Conduite sous stupéfiants: Nullité de la procédure

Dans un arrêt rendu au mois de juin 2011 à l’encontre d’un client du Cabinet, la Cour d’Appel de LYON prononçait la nullité d’une procédure pour des faits de conduite d’un véhicule après avoir fait usage de stupéfiants. Le prévenu était relaxé au motif que la prise de sang n’avait pas été effectuée dans un cadre

En effet, les analyses sanguines effectuées sur un automobiliste, suite à un dépistage salivaire positif ou à un accident de la circulation, doivent respecter les dispositions du Code de Procédure Pénale, du Code de la Route et du Code de la Santé Publique.

En l’espèce, Monsieur Y était soumis dans le cadre d’un contrôle systématique à un dépistage salivaire qui s’avérait positif.

Conduit à l’hôpital, il devait subir un examen clinique et une prise de sang, systématique dans le cadre de ces procédures.

Les analyses sanguines révèleront une consommation de THC.

Monsieur Y. était en conséquence poursuivi devant le Tribunal Correctionnel pour avoir pris le volant de son véhicule après avoir fait usage de cannabis. La Loi précise que peu importe que le mis en cause soit sous l’influence de produits stupéfiants, l’usage suffit à caractériser l’infraction.

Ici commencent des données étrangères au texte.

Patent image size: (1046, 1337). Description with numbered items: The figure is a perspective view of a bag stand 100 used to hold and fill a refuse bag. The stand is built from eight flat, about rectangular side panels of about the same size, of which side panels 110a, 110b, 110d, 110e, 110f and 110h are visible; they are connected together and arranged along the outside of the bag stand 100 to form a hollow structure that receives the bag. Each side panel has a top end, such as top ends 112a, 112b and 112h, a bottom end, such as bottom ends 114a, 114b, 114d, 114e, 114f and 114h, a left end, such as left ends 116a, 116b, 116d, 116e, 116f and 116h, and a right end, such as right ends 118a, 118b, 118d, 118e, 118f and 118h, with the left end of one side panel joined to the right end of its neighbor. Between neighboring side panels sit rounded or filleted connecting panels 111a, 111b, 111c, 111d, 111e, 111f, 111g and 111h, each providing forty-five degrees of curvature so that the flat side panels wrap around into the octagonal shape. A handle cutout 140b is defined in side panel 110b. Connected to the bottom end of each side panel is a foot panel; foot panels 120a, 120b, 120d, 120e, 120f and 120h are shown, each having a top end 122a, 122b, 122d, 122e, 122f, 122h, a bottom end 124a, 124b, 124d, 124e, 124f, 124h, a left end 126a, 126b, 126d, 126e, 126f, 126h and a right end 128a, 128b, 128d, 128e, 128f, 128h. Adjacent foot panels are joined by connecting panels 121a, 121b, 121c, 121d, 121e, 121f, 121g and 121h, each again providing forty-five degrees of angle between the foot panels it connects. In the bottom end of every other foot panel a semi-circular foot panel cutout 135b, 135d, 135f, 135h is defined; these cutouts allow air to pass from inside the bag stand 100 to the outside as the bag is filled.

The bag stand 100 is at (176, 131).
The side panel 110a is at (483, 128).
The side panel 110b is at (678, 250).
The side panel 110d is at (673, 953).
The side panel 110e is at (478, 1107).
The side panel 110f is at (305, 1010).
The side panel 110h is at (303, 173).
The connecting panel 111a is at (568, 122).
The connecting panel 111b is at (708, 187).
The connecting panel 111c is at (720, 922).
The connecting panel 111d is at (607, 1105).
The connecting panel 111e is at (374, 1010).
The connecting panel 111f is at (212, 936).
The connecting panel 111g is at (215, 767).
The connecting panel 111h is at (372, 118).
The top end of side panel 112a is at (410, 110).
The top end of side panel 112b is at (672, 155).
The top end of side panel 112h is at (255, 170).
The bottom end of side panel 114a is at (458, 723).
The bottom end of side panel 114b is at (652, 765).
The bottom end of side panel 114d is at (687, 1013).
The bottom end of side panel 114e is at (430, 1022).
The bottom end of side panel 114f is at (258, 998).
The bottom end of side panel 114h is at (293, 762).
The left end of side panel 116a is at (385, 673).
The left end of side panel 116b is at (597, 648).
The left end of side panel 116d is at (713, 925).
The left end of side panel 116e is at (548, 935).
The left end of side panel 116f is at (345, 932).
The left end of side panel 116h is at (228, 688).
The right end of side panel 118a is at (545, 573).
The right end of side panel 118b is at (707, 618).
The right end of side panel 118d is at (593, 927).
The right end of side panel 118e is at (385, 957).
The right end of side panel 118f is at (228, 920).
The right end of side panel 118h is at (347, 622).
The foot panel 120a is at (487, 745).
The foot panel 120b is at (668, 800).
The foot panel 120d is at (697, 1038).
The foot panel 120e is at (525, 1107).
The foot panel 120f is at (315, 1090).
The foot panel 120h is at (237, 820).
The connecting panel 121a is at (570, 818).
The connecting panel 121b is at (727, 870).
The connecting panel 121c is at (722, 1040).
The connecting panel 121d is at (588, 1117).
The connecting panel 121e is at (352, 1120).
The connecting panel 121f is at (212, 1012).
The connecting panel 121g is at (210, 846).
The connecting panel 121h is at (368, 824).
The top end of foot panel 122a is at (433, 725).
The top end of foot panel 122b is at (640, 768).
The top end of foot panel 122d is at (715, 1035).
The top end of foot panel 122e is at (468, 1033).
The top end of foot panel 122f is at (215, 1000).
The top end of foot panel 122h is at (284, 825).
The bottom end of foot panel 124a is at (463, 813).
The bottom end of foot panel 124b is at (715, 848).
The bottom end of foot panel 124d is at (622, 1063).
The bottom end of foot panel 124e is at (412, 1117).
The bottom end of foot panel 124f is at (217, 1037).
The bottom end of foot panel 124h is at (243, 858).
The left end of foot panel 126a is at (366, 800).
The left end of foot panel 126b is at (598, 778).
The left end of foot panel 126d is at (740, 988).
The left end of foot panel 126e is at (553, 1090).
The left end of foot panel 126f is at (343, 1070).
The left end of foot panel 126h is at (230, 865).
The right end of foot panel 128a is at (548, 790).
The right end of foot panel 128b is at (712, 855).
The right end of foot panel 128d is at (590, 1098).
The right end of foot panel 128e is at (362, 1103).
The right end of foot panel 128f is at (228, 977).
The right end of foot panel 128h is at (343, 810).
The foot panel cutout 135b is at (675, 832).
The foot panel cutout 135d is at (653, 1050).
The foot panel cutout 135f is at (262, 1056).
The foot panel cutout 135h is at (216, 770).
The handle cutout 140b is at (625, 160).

Après étude du dossier pénal, il apparaitra que la prise de sang n’avait pas été réalisée dans les conditions prévues par la Loi et l’examen clinique était dénué de force probante.

Le Cabinet soutenait en première instance devant le Tribunal correctionnel de Montbrison la nullité de la prise de sang effectuée et de tous les actes de procédures qui en découlaient.

Le Tribunal de Montbrison rejetait les conclusions de nullités au motif qu’il n’était pas démontré que le non-respect des obligations légales avait causé un préjudice à Monsieur Y.

Monsieur Y. décidait de faire appel de la décision.v

C’est dans ces conditions que la Cour d’Appel de Lyon a été amenée à connaître de cette affaire au mois de juin 2011 et a décidé de donner droit aux conclusions de nullité du Cabinet en faisant une application stricte des dispositions légales.

Monsieur Y était relaxé des faits de conduite après avoir fait usage de produits stupéfiants. Un automobiliste sur 10 serait à tort dépisté positif aux stupéfiants. Voici la conclusion des travaux de l’Académie nationale de Pharmacie publiée à la fin de l’année 2010 . Le test salivaire RapidStat, utilisé par la Police et la Gendarmerie lors des contrôles routiers, compterait près de 10% de « faux positifs ».